Hanover left the scene, taking the gun with him. And someone saw him leaving. . . .
Tom Mathers. T.C. had told me her husband had a woman friend in that trailer park—a woman friend who’d left to care for her supposedly ailing mother shortly after Hy and I found Tom’s body. Mathers could have heard the shot and followed Hanover. After that, he did some checking and made a phone call to the ranch, thinking he had a big deal going.
Blackmail—the fool’s crime.
From this point on, my thinking became more speculative.
Bud Smith knew as soon as he heard the news of Hayley’s death that his brother had killed her, but for some reason he didn’t go to the authorities. Lack of proof? Shock? The habit of lifelong loyalty and protectiveness? The hope he could persuade Davey to turn himself in? Family ties could be that strong: I’d seen it over and over again, in my own life and those of others.

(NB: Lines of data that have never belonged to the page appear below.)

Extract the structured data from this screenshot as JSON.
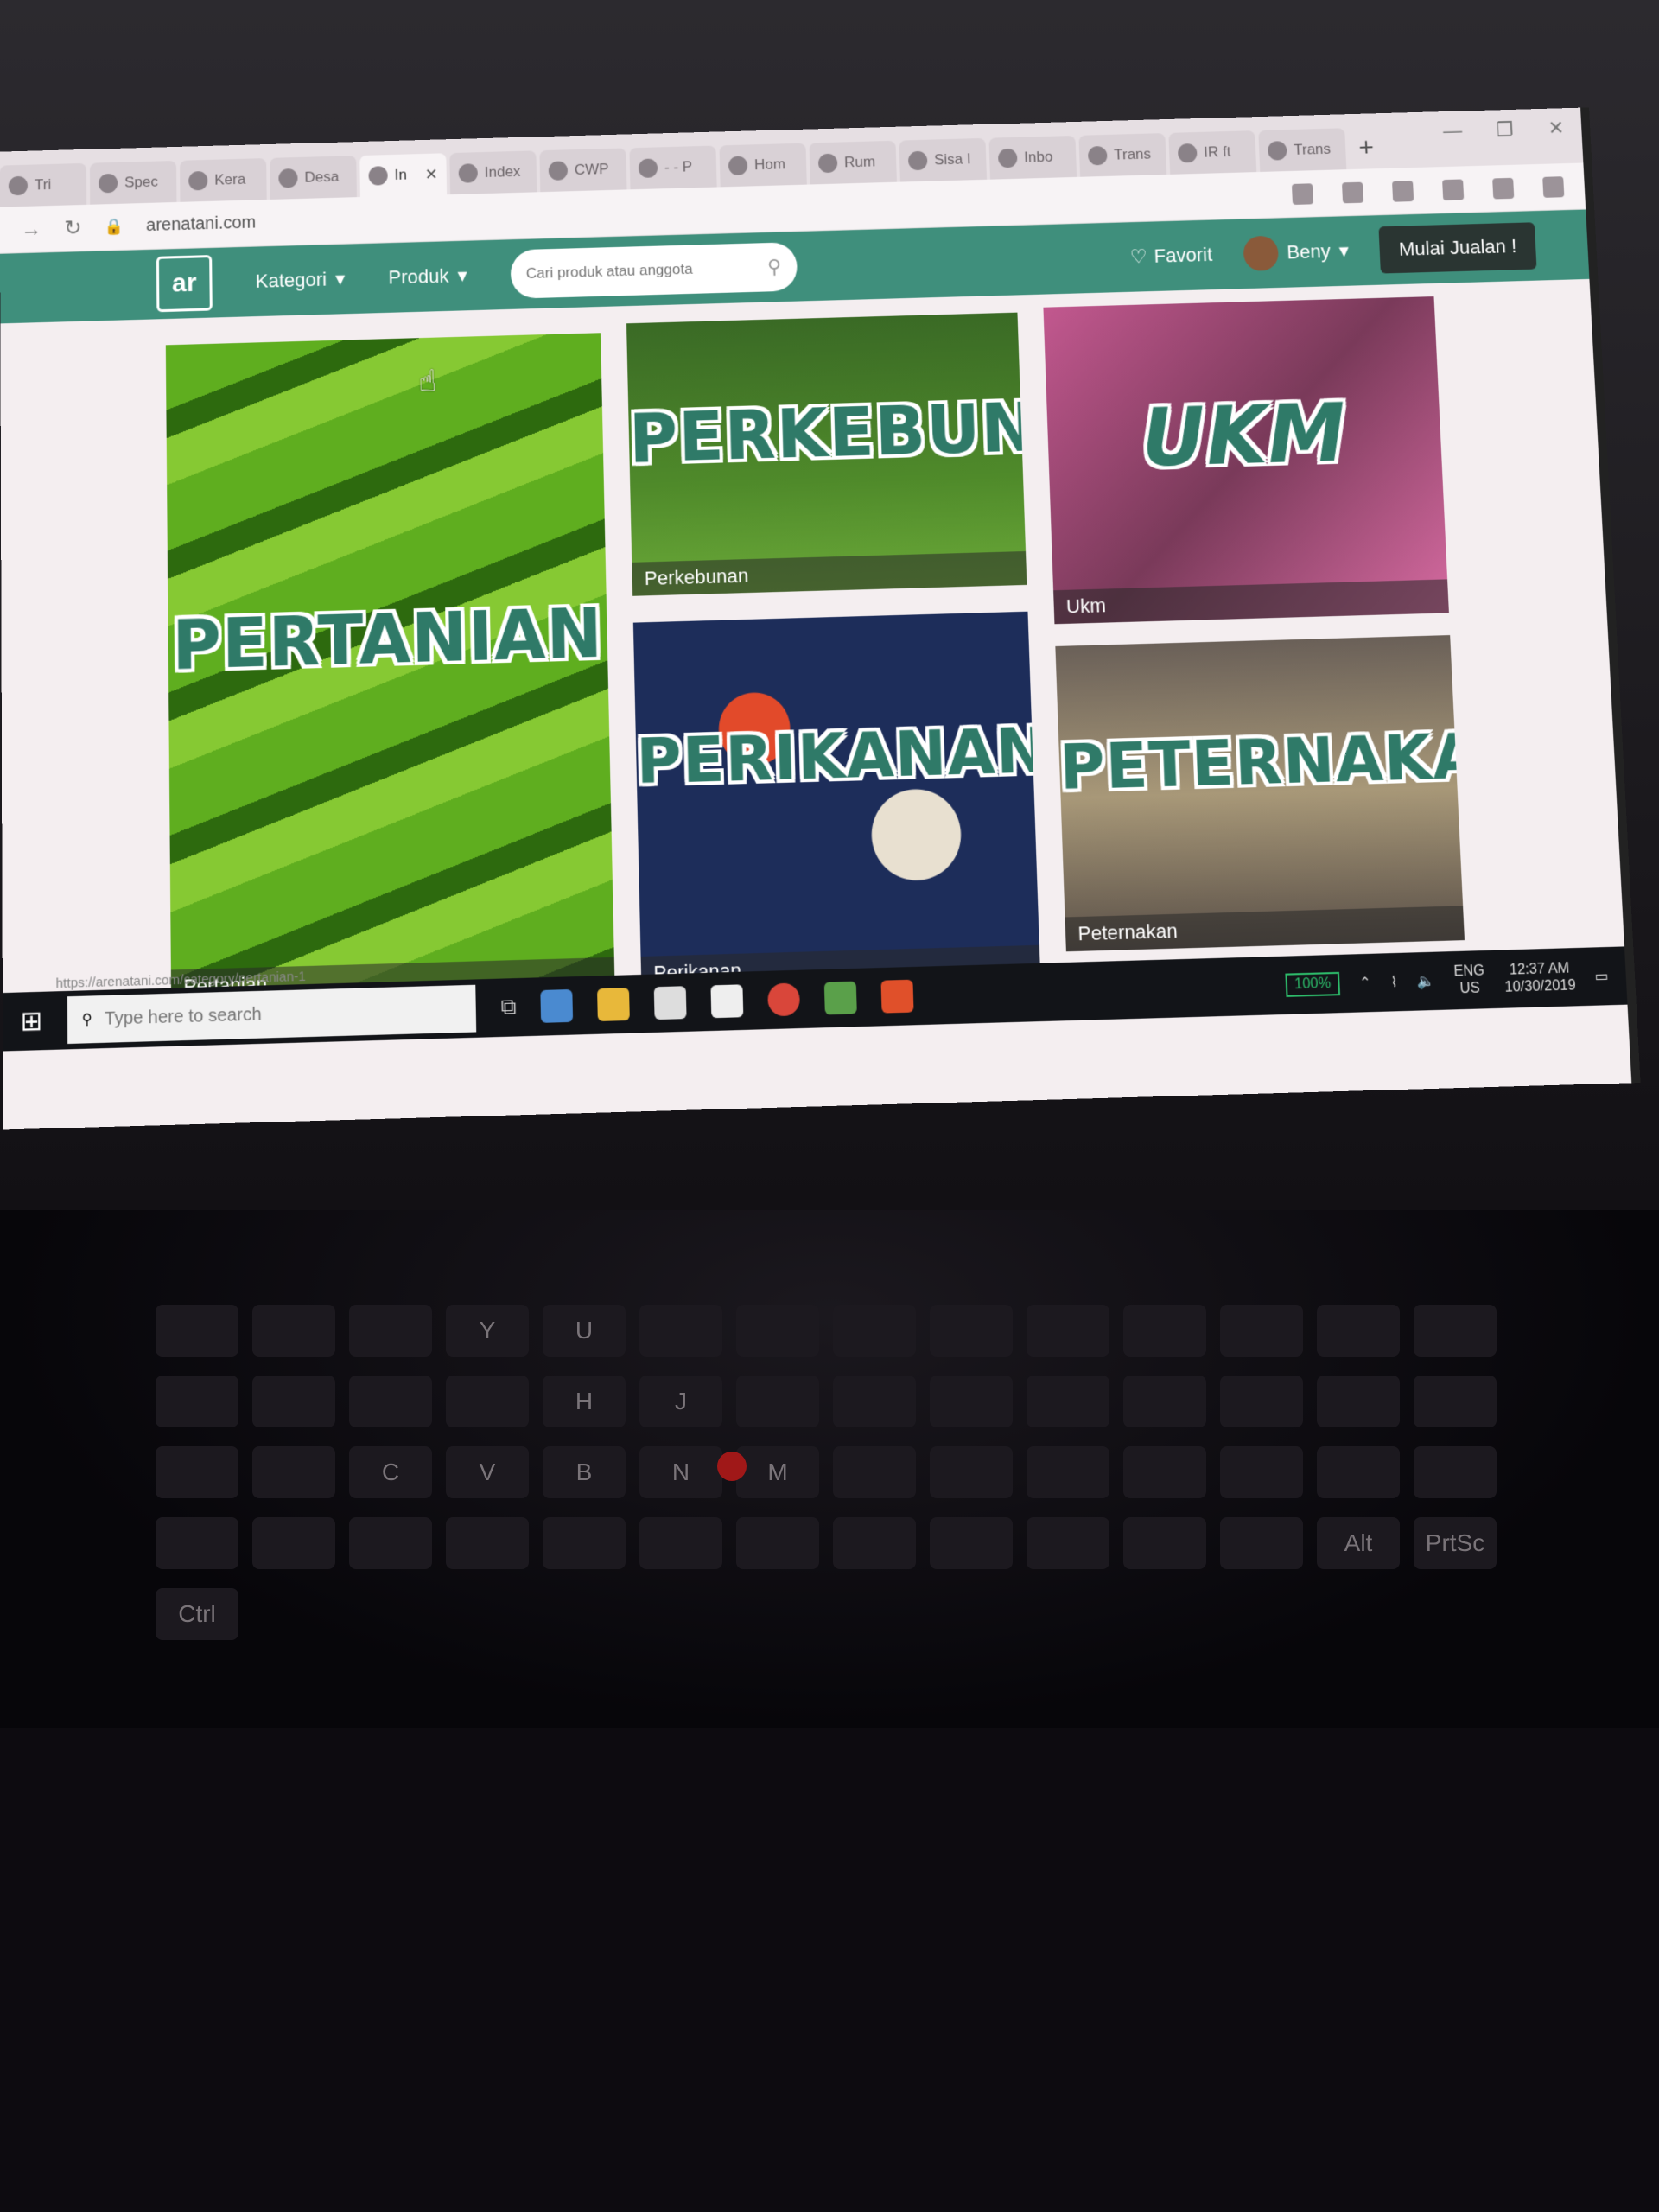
{
  "browser": {
    "tabs": [
      {
        "label": "Tri"
      },
      {
        "label": "Spec"
      },
      {
        "label": "Kera"
      },
      {
        "label": "Desa"
      },
      {
        "label": "In",
        "active": true
      },
      {
        "label": "Index"
      },
      {
        "label": "CWP"
      },
      {
        "label": "- - P"
      },
      {
        "label": "Hom"
      },
      {
        "label": "Rum"
      },
      {
        "label": "Sisa I"
      },
      {
        "label": "Inbo"
      },
      {
        "label": "Trans"
      },
      {
        "label": "IR ft"
      },
      {
        "label": "Trans"
      }
    ],
    "url": "arenatani.com",
    "status_url": "https://arenatani.com/category/pertanian-1"
  },
  "site": {
    "logo_text": "ar",
    "nav": {
      "kategori": "Kategori",
      "produk": "Produk",
      "search_placeholder": "Cari produk atau anggota",
      "favorit": "Favorit",
      "user_name": "Beny",
      "sell_button": "Mulai Jualan !"
    },
    "categories": [
      {
        "title": "PERTANIAN",
        "caption": "Pertanian"
      },
      {
        "title": "PERKEBUNAN",
        "caption": "Perkebunan"
      },
      {
        "title": "UKM",
        "caption": "Ukm"
      },
      {
        "title": "PERIKANAN",
        "caption": "Perikanan"
      },
      {
        "title": "PETERNAKAN",
        "caption": "Peternakan"
      }
    ]
  },
  "taskbar": {
    "search_placeholder": "Type here to search",
    "battery": "100%",
    "lang_top": "ENG",
    "lang_bottom": "US",
    "time": "12:37 AM",
    "date": "10/30/2019"
  },
  "keyboard": {
    "keys": [
      "Y",
      "U",
      "H",
      "J",
      "C",
      "V",
      "B",
      "N",
      "M",
      "Alt",
      "PrtSc",
      "Ctrl"
    ]
  },
  "colors": {
    "brand_green": "#3f8f7c",
    "sell_button_bg": "#2a3532"
  }
}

Did Bud try to talk with his brother, but found himself unable to because Hanover had forted himself up at the ranch?
No way to tell.
On November second, a meeting between Hanover and Mathers at the lava fields. More demands on Hanover. His financial empire is crumbling, his wife has left him, he’s killed his daughter, and now this. He snaps, and when Mathers turns away from him, he shoots him in the back with Sheppard’s .32.
Premeditated? Yes. Maybe he wasn’t expecting the meeting to turn out that way, but the possibility must have been in the back of his mind, or he wouldn’t have brought along the gun.
Now he’s panicked. He’s in the lava fields with a dead man and two vehicles. He doesn’t want to leave the body there—the proximity to his ranch. He can put the body in its owner’s truck, drive it to some remote place, and dispose of it, but then how the hell does he get back?